Dopo aver vissuto con gli Etruschi un periodo di grande splendore, il lago fu invaso dai Romani nel 264 A.C. i quali, al loro arrivo, distrussero Visentum dopo un interminabile assedio e occuparono Volsinii installandovi successivamente la loro Volsinii Novi. 

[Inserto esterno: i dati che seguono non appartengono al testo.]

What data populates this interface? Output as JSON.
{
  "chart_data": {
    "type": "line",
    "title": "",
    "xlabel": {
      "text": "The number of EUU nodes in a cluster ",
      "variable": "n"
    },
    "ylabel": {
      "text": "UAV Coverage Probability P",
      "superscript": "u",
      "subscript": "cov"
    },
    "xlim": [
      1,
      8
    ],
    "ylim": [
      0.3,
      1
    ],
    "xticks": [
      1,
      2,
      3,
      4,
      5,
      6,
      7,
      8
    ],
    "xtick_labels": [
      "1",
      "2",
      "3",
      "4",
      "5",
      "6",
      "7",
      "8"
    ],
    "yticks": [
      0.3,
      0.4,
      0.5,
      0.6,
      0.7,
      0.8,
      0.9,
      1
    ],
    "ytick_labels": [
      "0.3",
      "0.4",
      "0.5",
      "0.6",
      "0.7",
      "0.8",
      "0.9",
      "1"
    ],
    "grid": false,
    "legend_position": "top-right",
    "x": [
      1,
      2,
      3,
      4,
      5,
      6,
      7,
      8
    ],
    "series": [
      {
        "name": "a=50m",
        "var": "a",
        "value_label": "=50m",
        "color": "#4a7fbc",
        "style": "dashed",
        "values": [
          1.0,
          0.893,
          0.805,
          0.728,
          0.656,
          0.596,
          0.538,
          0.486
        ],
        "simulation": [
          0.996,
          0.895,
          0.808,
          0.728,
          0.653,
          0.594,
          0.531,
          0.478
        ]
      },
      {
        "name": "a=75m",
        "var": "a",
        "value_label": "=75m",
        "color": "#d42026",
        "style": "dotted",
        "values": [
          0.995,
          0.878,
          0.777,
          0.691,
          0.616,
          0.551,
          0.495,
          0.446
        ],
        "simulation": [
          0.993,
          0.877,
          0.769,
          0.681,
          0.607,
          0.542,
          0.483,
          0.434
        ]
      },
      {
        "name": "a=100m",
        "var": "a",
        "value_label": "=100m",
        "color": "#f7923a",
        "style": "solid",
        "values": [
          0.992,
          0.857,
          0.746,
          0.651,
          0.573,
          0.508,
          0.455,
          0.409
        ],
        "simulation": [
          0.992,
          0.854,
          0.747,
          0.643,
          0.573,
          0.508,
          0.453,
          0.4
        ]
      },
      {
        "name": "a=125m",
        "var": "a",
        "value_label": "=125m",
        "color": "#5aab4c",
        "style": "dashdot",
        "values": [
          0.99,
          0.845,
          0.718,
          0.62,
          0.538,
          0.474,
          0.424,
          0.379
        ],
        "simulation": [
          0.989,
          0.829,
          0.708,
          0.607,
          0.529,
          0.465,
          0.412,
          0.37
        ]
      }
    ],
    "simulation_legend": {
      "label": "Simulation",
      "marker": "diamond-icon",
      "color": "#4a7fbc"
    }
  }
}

Della città etrusco-romana di Volsinii, Bolsena conserva l’importante cinta muraria, alcuni edifici di culto e l’anfiteatro del Mercatello che delimita verso il nord l’antica Volsinii. Gli scavi archeologici hanno riportato alla luce la zona del foro circondato da botteghe e da una grande Basilica, insieme a sontuose abitazioni private con pregevoli affreschi e complessi pavimenti a mosaico. Sui colli circostanti si sviluppano varie necropoli costituite da tombe a camera e a fossa, databili tra il III sec. a. C. e il IV sec. d. C.